Republicans say they're going ahead with a Senate Judiciary Committee vote on Brett Kavanaugh on Friday—but the American Bar Association thinks they should wait. In a letter released late Thursday, the ABA, which previously declared the nominee "well-qualified" for the court, said the process should be halted until the FBI investigates Christine Blasey Ford's allegations of sexual assault, CNN reports. "Deciding to proceed without conducting additional investigation would not only have a lasting impact on the Senate's reputation, but it will also negatively affect the great trust necessary for the American people to have in the Supreme Court," organization president Robert Carlson wrote. In other coverage:
- Thursday's emotional hearing appears to have only deepened the partisan divide over Kavanaugh, the AP reports. Sen. Jeff Flake is the only GOP vote in doubt on the Judiciary Committee, which is split 11-10 between Republicans and Democrats, but Republicans could still bring the nomination to a full Senate vote by Tuesday if the panel deadlocks.
- Vox looks at the eight senators—three Republicans and five red-state Democrats—whose votes will make or break Kavanaugh's confirmation vote.
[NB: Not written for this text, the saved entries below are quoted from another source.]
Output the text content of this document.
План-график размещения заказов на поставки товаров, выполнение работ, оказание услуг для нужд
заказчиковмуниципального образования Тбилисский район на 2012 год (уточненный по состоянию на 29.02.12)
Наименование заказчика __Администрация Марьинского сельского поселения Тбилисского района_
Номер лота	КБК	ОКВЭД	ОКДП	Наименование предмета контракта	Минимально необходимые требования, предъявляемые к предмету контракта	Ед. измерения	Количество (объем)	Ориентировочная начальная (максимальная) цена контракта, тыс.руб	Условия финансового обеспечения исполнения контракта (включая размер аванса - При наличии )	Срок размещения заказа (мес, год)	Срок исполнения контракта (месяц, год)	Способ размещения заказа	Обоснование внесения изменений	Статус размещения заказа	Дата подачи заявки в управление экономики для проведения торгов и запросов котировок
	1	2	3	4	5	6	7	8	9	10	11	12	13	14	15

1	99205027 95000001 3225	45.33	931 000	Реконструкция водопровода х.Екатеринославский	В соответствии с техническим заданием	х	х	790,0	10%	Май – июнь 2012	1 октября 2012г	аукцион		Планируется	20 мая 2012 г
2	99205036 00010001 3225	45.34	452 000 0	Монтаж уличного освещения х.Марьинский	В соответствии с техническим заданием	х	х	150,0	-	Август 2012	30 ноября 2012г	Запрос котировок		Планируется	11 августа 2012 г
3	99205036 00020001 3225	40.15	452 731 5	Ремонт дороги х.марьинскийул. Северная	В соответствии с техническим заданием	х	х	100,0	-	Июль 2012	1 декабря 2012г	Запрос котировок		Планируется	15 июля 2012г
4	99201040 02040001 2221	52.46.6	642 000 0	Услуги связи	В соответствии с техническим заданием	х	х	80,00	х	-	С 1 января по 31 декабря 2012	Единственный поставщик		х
Three of the Democrats voted to confirm Neil Gorsuch last year.
- Politico looks at Thursday's hearing and decides the GOP's hiring of Rachel Mitchell to question Ford was a "blunder." She was "pushed to the sidelines" as soon as Kavanaugh began testifying, and wasn't heard from again after Sen. Lindsey Graham's rant against Democratic tactics.
- In its list of takeaways from the hearing, the New York Times describes Ford's testimony as "raw and gripping" and Kavanaugh's as "aggressive, tearful, and partisan."
- The San Francisco Chronicle looks at a photo of women crying and scowling behind Kavanaugh during the hearing that has gone viral—but isn't what some of Kavanaugh's critics think it is.
- There's still plenty of time for Ford's allegations to be investigated, because deadlines have been "artificially imposed by the Republican majority for purely partisan reasons," the Washington Post editorial board writes. "It would be irresponsible for Republicans to insist on an immediate vote. If they do, the responsible vote must be no."
- The Wall Street Journal editorial board says it's time to confirm Kavanaugh, calling Thursday's hearing an "embarrassment that should never have happened." Rejecting Kavanaugh, they write, "will turn Supreme Court nominations over to the justice of the social-media mob and the politics of accusation."